Malheureusement, je dois l'admettre : le plus belliciste de tous est
certainement le doucereux Enrico Letta. C'est le centre-gauche qui appelle à la
guerre, veut la guerre, et proclame à tue-tête sa loyauté indéfectible envers
l'OTAN, que le président Macron déclarait en état de mort cérébrale il y a
seulement un an, mais qui s'est maintenant levée comme un seul zombie pour armer le
bataillon Azov, afin de poursuivre ad vitam aeternam une guerre meurtrière.
Je me
demande donc pourquoi je devrais voter pour le centre gauche. Je suis
déconcerté. Mais au moins, me dis-je, ils ne seront pas aussi ignorants, ils ne
seront pas aussi hautains. Si le centre-gauche de Letta gagnait, me dis-je,
nous aurions au moins des dirigeants qui savent de quoi ils parlent, qui
connaissent l'histoire et qui choisissent le progrès plutôt que la guerre et la
violence.
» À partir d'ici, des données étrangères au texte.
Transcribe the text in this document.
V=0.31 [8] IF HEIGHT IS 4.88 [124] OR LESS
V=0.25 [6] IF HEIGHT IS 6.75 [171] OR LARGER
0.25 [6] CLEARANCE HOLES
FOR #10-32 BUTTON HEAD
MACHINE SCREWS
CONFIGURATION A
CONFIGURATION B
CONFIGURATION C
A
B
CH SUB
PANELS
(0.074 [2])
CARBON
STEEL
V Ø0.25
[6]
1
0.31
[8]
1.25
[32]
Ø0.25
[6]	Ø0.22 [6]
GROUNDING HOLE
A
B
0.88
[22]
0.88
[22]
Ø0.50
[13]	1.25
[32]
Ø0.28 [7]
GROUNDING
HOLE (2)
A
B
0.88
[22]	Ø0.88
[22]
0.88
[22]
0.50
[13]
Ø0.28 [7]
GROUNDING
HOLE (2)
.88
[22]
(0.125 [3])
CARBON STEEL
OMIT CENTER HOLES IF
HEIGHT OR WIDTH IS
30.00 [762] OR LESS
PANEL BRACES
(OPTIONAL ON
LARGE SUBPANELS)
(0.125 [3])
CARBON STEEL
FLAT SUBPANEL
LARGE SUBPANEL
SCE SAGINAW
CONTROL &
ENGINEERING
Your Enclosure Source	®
Puis j'écoute la déclaration d'Enrico Borghi, membre du secrétariat
du PD. Borghi a déclaré aujourd'hui que « la droite se dit atlantiste,
mais avec cette droite, nous n'allons pas vers Washington, mais plutôt vers Bogotá ». J'aimerais mieux comprendre si ce Borghi préfère les escadrons
paramilitaires d'Alvaro Uribe ou la répression armée de Duque à un président
progressiste élu par la grande majorité des électeurs colombiens.
Mais la
phrase de Borghi signifie avant tout que son idéal est Washington, comme le
montre le soutien que les démocrates italiens ont apporté à la guerre en
Afghanistan, à la guerre en Irak, et au massacre de centaines de milliers de
civils, et comme le montre le soutien que les démocrates italiens ont apporté
et apportent au régime raciste et colonialiste d'Israël qui tue quelques
Palestiniens chaque jour. Mais peut-être que la phrase qui s'est échappée de la
poitrine de Borghi signifie seulement que la classe politique démocrate est
composée d'ignorants comme le ministre des Affaires étrangères Di Maio d’après
lequel il y a, au Venezuela, un dictateur appelé Pinochet.
Chers
démocrates de mes deux, à Bogotá, il y a un président qui s'appelle Gustavo
Petro, élu par la grande majorité des électeurs, un président qui, pour la
première fois, propose d'apporter la paix là où il y a eu une guerre civile
pendant cent cinquante ans. Je ne sais pas si Petro réussira son programme, ce
que je sais c'est qu'il essaie de défendre le genre humain contre les bêtes
sauvages, les exploiteurs au service desquels sont Enrico Borghi et Enrico
Letta. J'ai décidé de ne pas voter pour eux, même si je sais très bien qu'un
régime para-fasciste meurtrier est en préparation. Mais les tortionnaires sont
des deux côtés. Alors je me suis dit : ne vote ni pour l'un ni pour l'autre.
Abandonne les illusions et prépare-toi au combat.